Affaire “Bernard Tapie – Crédit Lyonnais” : Le patron d’Orange, Stéphane Richard, en garde à vue

Le patron d’Orange et ancien directeur de cabinet de Christine Lagarde à Bercy,  a été placé, ce lundi 10 juin 2013, en garde à vue pour “octroi d’un avantage injustifié” dans l’affaire qui oppose Bernard Tapie au Crédit Lyonnais. C’est en tout  ce qu’ont rapporté plusieurs médias ce matin.

Il lui est reproché d’avoir donné son feu vert à l’arbitrage privé, qui a permis à Bernard Tapie d’obtenir, en juillet 2008, 403 millions d’euros pour solder le litige sur la vente d’Adidas, puis d’avoir refusé d’exercer un recours contre l’arbitrage. Il a indiqué avoir agi sur ordre de Christine Lagarde.
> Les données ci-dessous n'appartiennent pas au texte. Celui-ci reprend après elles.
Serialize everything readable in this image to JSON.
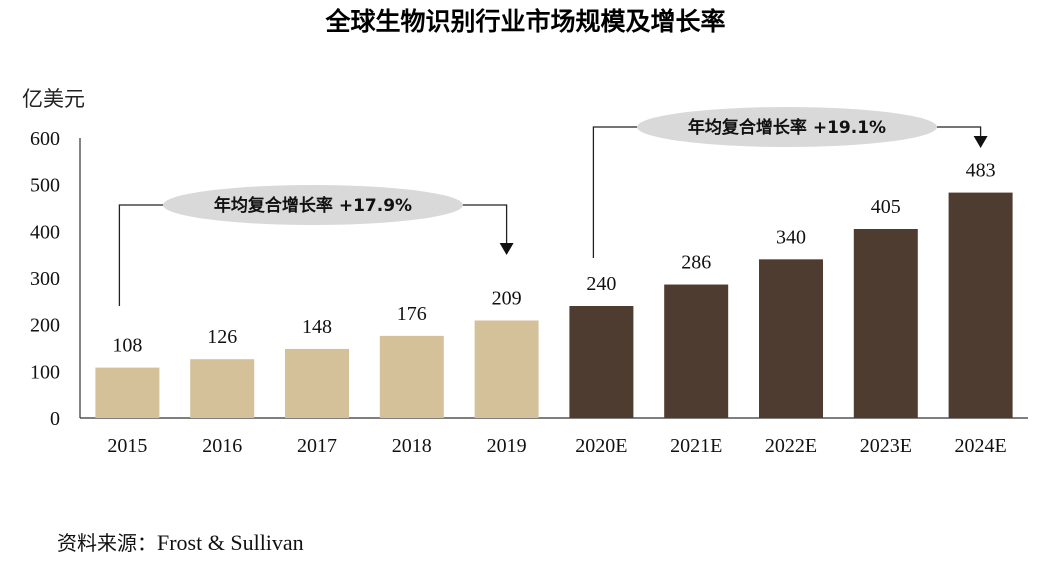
{
  "header": {
    "title": "全球生物识别行业市场规模及增长率"
  },
  "unit_label": "亿美元",
  "source": {
    "prefix": "资料来源：",
    "text": "Frost & Sullivan"
  },
  "colors": {
    "historical": "#d4c19a",
    "forecast": "#4f3c30",
    "axis": "#333333",
    "ellipse": "#d9d9d9"
  },
  "annotations": [
    {
      "label": "年均复合增长率 +17.9%",
      "from": "2015",
      "to": "2019"
    },
    {
      "label": "年均复合增长率 +19.1%",
      "from": "2020E",
      "to": "2024E"
    }
  ],
  "chart_data": {
    "type": "bar",
    "title": "全球生物识别行业市场规模及增长率",
    "ylabel": "亿美元",
    "xlabel": "",
    "ylim": [
      0,
      600
    ],
    "yticks": [
      0,
      100,
      200,
      300,
      400,
      500,
      600
    ],
    "grid": false,
    "categories": [
      "2015",
      "2016",
      "2017",
      "2018",
      "2019",
      "2020E",
      "2021E",
      "2022E",
      "2023E",
      "2024E"
    ],
    "values": [
      108,
      126,
      148,
      176,
      209,
      240,
      286,
      340,
      405,
      483
    ],
    "forecast": [
      false,
      false,
      false,
      false,
      false,
      true,
      true,
      true,
      true,
      true
    ]
  }
}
L’affaire Bernard Tapis-Crédit lyonnais

Au début des années 1990, Bernard Tapie met en vente Adidas, entreprise qu’il a achetée en 1991 et dont il veut se défaire en 1993, une fois devenu ministre.

L’homme d’affaires demande au Crédit lyonnais de s’occuper de la vente de ses parts de la société. La banque réalise d’importantes plus-values en revendant Adidas à l’industriel Robert Louis-Dreyfus, mais ne le signale pas à l’ancien propriétaire. Bernard Tapie le découvre.
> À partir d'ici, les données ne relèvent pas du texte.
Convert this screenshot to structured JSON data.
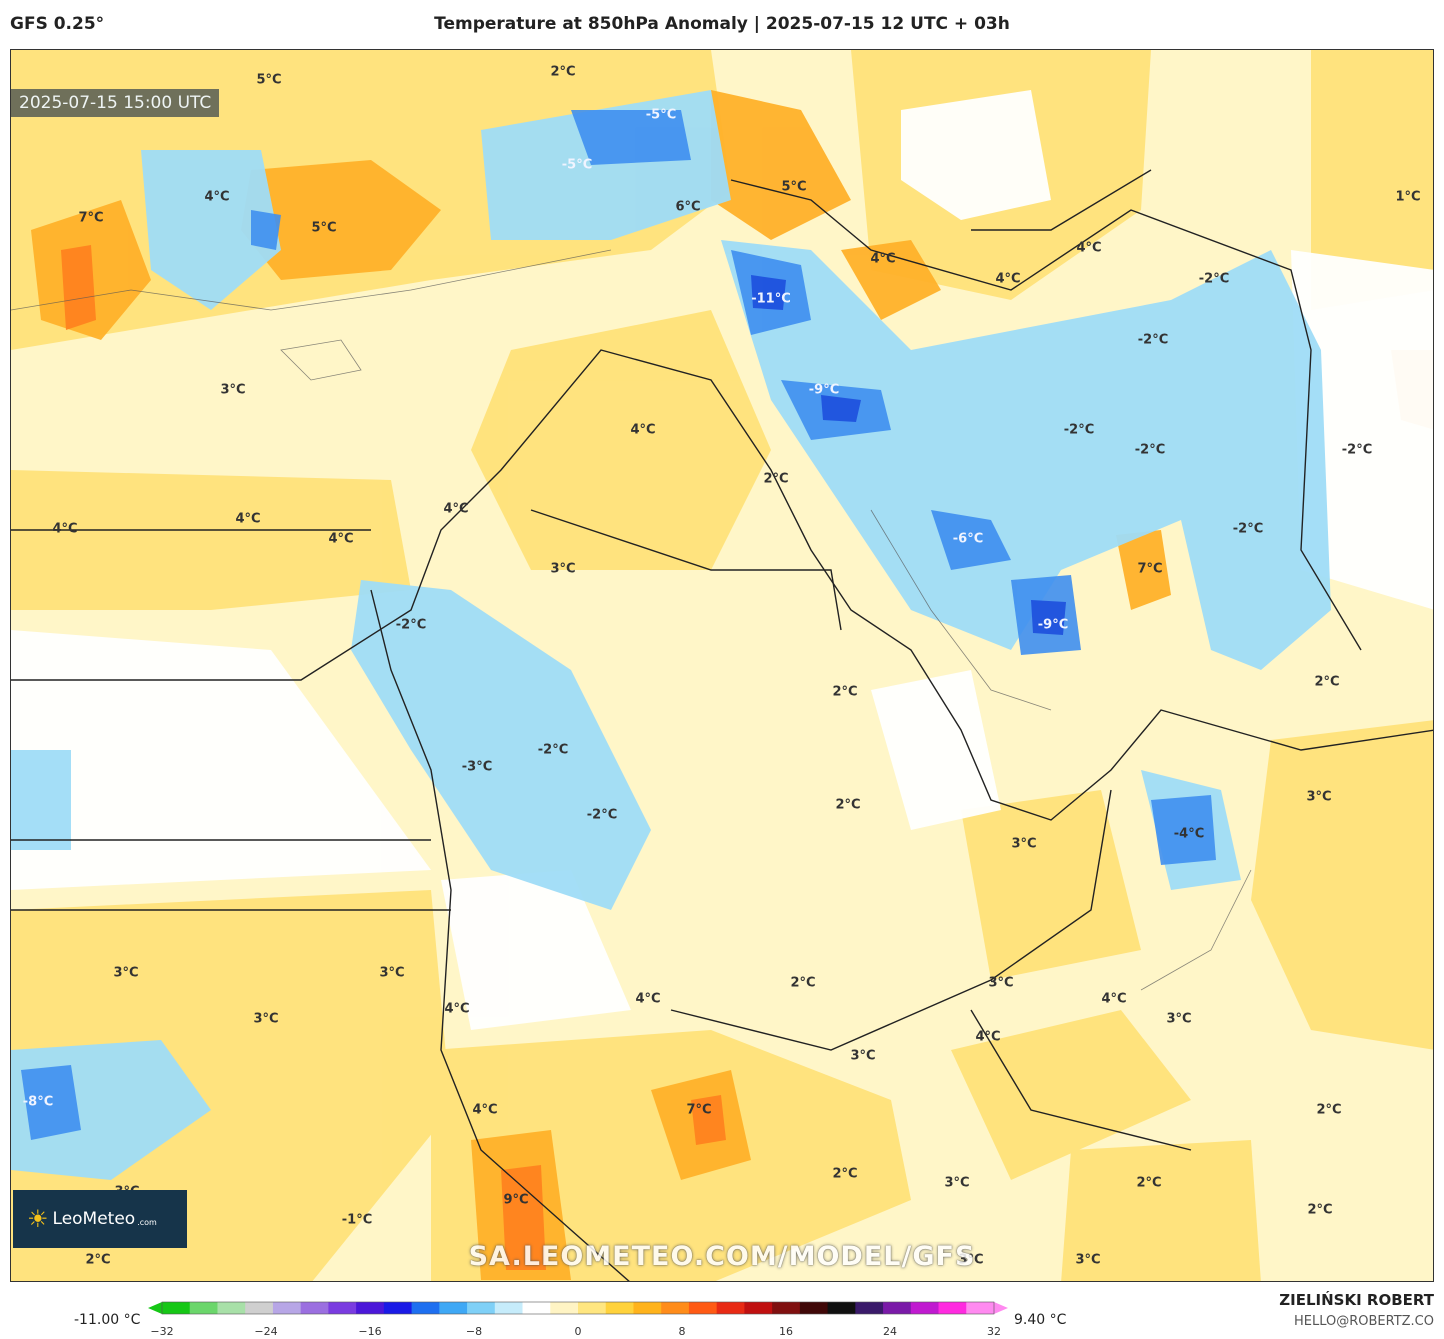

S’estimant lésé, il attaque en justice.

A l’époque, l’État détient encore des parts du Crédit lyonnais. Par ailleurs, en 1996, lorsque Bernard Tapie se lance dans une bataille judiciaire contre la banque, celle-ci vient d’éviter la faillite. Un organisme public, le Consortium de réalisation (CDR),  est chargé de gérer son passif après sa faillite,  en 1993. De l’argent public est donc en jeu.

Après neuf ans de procès repoussé, la cour d’appel de Paris condamne le CDR à payer 135 millions d’euros de dommages et intérêts à Bernard Tapie en octobre 2005. Un an plus tard, la Cour de cassation casse le jugement. Le camp Tapie propose alors le recours à un tribunal arbitral pour régler l’affaire plus rapidement. Le CDR accepte, avec l’aval de Christine Lagarde, alors ministre de l’Economie et des Finances, qui deviendra par la suite directrice du Fonds monétaire international (FMI).

Le CDR a finalement été condamné à payer 285 millions d’euros à l’homme d’affaires. Avec les intérêts, il a perçu au total 403 millions d’euros. Après déduction des créances et des arriérés fiscaux, Bernard Tapie a touché au total entre 200 et 220 millions d’euros.

Pourquoi ce tribunal arbitral a été contesté?

Un tribunal arbitral est un tribunal privé, hors de la procédure judiciaire, composé de manière exceptionnelle pour des contentieux particuliers. Des juristes sont alors nommés pour trancher le litige et s’entendent sur les conditions du jugement.

Dans l’affaire Tapie-Crédit lyonnais, son recours pose problème pour plusieurs raisons. D’abord parce qu’il est rarissime qu’un tribunal arbitral soit mis en place alors que le litige a déjà été porté devant des juridictions ordinaires. Ensuite, parce qu’il s’agit d’un tribunal privé, alors que des fonds publics sont en jeu.

De nombreuses irrégularités ont également entaché la formation du tribunal arbitral. On prête notamment à deux des trois juges des liens avec Bernard Tapie, ce qui lui aurait permis d’obtenir un jugement favorable et d’importantes indemnités.